O trânsito em julgado da condenação irradia diversas consequências. Em regra, por exemplo, o cumprimento da pena só se inicia após o trânsito em julgado da condenação. No caso em comento, a discussão residiu sobre momento que ocorre o trânsito em julgado, o que, obviamente, traz reflexos tanto para a defesa como para acusação.

Foi justamente essa discussão que foi objeto de análise da Quinta Turma do STJ, em recurso especial interposto pela defesa de um jovem condenado a 70 horas de prestação de serviços à comunidade e obrigação de comparecer a sessões de programa educativo de erradicação do consumo de drogas, por posse de drogas para consumo pessoal.

O trânsito em julgado, nesse caso, dependia da análise se a interposição de recurso especial e extraordinário não admitidos pelo tribunal de origem, com posterior decisão da corte superior no mesmo sentido, é capaz ou não de impedir a formação da coisa julgada.

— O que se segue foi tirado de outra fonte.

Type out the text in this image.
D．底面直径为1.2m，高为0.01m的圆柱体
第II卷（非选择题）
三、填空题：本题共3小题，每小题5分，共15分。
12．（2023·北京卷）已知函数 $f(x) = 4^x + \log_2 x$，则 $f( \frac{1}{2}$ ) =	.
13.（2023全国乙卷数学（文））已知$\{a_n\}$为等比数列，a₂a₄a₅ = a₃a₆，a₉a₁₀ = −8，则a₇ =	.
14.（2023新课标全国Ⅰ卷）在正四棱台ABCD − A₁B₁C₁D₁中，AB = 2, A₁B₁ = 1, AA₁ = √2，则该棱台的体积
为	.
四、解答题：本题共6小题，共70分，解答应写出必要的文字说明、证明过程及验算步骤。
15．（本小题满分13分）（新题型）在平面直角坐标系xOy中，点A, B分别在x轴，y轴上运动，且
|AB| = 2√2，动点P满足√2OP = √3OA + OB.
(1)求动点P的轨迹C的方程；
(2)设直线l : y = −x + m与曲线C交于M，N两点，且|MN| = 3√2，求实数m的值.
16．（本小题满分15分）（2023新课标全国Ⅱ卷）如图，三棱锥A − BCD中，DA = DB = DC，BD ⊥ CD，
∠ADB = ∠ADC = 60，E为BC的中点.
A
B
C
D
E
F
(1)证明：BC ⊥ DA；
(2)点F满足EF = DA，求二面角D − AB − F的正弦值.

O relator do caso, ministro Marco Aurélio Bellizze, ressaltou que “a coisa julgada é a qualidade da decisão que a torna imutável, não sendo mais possível discutir seus comandos, senão por meio de revisão criminal, e se preenchidos os requisitos do artigo 621 do Código de Processo Penal”, mencionou o site do STJ em notícia sobre a decisão.

A formação da coisa julgada, no processo penal, ocorre somente após o fim do prazo do último recurso cabível, não se admitindo a coisa julgada retroativa, ou seja, depois da confirmação de que recursos especial e extraordinário não são admissíveis, a coisa julgada não retroagirá para a data da primeira decisão negando a admissibilidade, será formada a partir dessa segunda decisão, proferida pela corte superior.

Coisa julgada no caso em comento 
O Tribunal de Justiça do Distrito Federal, diante da decisão em agravo de instrumento que não admitiu o recurso, considerou que a coisa julgada se formou quando a própria corte local negou o prosseguimento ao recurso extraordinário, em 28 de janeiro de 2009.

Conforme esse entendimento, nessa data estaria inaugurada a fase de pretensão executória, que atingiu a prescrição em 12 de fevereiro de 2010, pois seu termo inicial é o trânsito em julgado para acusação, consoante artigo 112, inciso I, do Código Penal.

No recurso para o STJ, a defesa alegou que enquanto estivesse pendente de julgamento o agravo que pede a corte superior que analise o caso, não há trânsito em julgado.

Admissibilidade      
O Ministro Bellizze destacou que o Recurso Especial e o Extraordinário são interpostos, inicialmente, perante a corte que proferiu a decisão, todavia, a corte superior fará segundo juízo de admissibilidade, podendo ou não admitir tal recurso.

Se a corte de origem, fazendo a primeira análise de admissibilidade, negar o recurso, caberá agravo ao tribunal competente, que poderá admitir, contrariando o entendimento do tribunal de origem. Por isso, prossegue o ministro, “...mostra-se temerário considerar que o controle inicial, realizado pela instância recorrida, prevalece para fins de trânsito em julgado sobre o exame proferido pela própria corte competente”.

Conclusão: não é possível atribuir ao primeiro juízo de admissibilidade o atributo da imutabilidade, sendo certo que ainda é possível novo recurso previsto no ordenamento (no caso, o agravo supramencionado), logo, não se verifica a formação do trânsito em julgado.